I was offended, no longer willing to let people treat me like I didn’t have a personality. I shook my head, said no, and walked away. Danny actually called me a month later at Christmas time, asking me again about buying drugs. I told him, finally, that I was disappointed. He could do better. Where was that excited guy who told me his life dreams? He was gone.
Just before New Years Eve in 1975, he committed suicide. Looking back, knowing what I know now about mental health—he was overwhelmingly depressed. The frayed, disheveled guy in 1971, mentally and physically declined and ended what should have been a sparkling life.
Our class of 1970 was also dragged into the Vietnam War and a drug culture that went along with it. Boys, soon to be Men, had to consider the Draft as soon as they graduated from high school. In my homeroom class, we had a number of aging “Boys” who were slowly passing through school, flunking classes on purpose, and (I’m sure) taking pretty serious drugs. Marijuana smoke wafted out of the restrooms in the mornings. It was well known that heroin was a drug of choice.
Debbie Field (now the famous jazz singer Rachel Gould) and I watched as more and more of the guys sat slumped at their desks every morning. This was tough to see them like this because we’d been in school with these guys seemingly forever.
The late ‘60s was also the heyday of rock and roll and some of our friends were cool enough to play in bands. David Fenwick, who I’d known since 6th grade, was one of them.

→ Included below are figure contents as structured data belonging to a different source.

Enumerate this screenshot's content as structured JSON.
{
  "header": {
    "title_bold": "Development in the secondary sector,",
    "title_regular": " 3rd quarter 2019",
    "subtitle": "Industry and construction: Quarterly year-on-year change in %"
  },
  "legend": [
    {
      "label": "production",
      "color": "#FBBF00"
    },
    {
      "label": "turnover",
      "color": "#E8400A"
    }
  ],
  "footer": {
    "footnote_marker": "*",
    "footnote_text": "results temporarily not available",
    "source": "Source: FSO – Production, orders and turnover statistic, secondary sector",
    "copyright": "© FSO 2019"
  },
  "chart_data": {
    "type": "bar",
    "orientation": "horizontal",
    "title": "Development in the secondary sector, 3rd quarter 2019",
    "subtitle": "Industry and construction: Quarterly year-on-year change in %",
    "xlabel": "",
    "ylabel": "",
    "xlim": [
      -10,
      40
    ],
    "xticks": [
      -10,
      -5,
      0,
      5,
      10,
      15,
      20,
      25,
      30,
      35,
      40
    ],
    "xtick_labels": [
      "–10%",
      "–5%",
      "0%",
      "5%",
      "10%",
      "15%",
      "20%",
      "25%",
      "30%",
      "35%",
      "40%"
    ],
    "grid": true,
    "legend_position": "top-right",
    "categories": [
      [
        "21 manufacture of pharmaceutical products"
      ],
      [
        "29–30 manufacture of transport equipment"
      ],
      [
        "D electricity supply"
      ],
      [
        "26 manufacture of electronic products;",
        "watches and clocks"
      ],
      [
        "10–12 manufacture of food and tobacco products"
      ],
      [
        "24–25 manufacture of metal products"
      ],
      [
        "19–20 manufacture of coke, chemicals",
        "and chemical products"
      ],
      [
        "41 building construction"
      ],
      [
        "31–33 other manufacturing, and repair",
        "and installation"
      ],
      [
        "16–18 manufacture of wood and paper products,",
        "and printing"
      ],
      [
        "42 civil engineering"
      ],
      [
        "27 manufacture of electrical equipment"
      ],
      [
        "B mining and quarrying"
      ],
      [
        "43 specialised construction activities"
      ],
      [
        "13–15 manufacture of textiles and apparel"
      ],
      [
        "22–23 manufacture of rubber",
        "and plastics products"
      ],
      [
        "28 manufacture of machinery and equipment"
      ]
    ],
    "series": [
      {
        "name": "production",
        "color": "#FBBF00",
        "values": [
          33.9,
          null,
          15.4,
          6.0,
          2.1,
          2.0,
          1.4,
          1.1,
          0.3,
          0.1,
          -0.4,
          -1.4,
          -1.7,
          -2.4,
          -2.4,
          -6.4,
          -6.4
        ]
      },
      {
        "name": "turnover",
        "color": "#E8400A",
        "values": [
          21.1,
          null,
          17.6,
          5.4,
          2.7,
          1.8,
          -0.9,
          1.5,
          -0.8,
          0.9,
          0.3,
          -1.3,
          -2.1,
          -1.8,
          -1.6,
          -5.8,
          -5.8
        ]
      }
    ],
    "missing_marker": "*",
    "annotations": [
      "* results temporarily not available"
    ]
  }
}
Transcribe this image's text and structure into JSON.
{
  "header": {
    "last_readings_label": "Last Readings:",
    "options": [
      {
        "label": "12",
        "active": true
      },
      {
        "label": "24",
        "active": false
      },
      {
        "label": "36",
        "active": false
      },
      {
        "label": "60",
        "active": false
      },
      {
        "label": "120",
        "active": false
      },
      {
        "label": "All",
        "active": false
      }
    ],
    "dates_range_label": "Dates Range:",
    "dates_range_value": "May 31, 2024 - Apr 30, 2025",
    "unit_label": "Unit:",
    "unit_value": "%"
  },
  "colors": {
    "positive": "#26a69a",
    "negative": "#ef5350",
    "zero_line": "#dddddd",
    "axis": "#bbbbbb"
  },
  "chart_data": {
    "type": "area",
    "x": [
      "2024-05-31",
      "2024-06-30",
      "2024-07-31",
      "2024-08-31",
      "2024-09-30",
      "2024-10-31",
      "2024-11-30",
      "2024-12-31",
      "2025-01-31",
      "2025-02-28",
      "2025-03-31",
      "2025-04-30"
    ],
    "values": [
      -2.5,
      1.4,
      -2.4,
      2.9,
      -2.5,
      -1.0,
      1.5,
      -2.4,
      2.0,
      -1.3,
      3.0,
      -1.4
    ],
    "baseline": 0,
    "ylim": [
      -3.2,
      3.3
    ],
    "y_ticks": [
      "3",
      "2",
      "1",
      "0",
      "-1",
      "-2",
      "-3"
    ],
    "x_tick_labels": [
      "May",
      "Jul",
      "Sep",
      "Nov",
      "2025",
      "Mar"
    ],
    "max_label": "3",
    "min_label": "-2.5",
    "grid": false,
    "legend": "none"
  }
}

Our class’s first dance in 6th grade was held at the Junior High gymnasium. Several gals had gone with dates, but I went alone hoping to snag the attention of some cute guy—and I did. David asked me for my first dance! Wearing a scratchy grey woolen suit, he looked uncomfortable and was sweating in the un-air conditioned gym. It was a slow dance: we held each other at arms length, swaying stiffly with the music. Afterwards, he thanked me formally—and I, him, and we went back to our segregated huddles of girls and boys on the fringes of the gym floor.
By high school, David drifted towards nightlife, lost weight, and was the drummer in his older brother’s band. He was a far cry from the awkward gentle fellow in 6th grade. I worried about him, as I worried about everyone ravaged by the scene at that time.
|L-R: Jim Duffy, Max Brinck, and the late talented David Fenwick|
By 20 years after graduation, I was relieved to see that many of those guys from homeroom now looked vital, had wives and children, and had thrown off those earlier destructive behaviors. When our class learned that David Fenwick had died in 2019, his obituary informed us he was still a musician (!) and also a beloved popular high school teacher. He made it through a difficult time in life and prospered on the other side.
Three favorite stories of mine—three songs in remembrance of those who died too young. For Danny Dwyer, the song “Forever Young” comes to mind. For Billy Walton, that classic by Dionne Warwick and Stevie Wonder “That’s what friends are for” produced to support AIDS research. For David Fenwick, who made it out of a young funk, a retrospective “Light My Fire” by the Doors.
Too many of my classmates are gone: 16% felled by heart disease, cancer, and life. For me, who ponders the longevity of my life almost daily, I’ve been blessed to make it 50+1 years past the tumultuous time of high school. It’s a lesson for the rest of us.
When the class meets in Moorestown and via Zoom, we’ll be raising a glass to those who didn’t make it. And reminding our selves to live life to the fullest.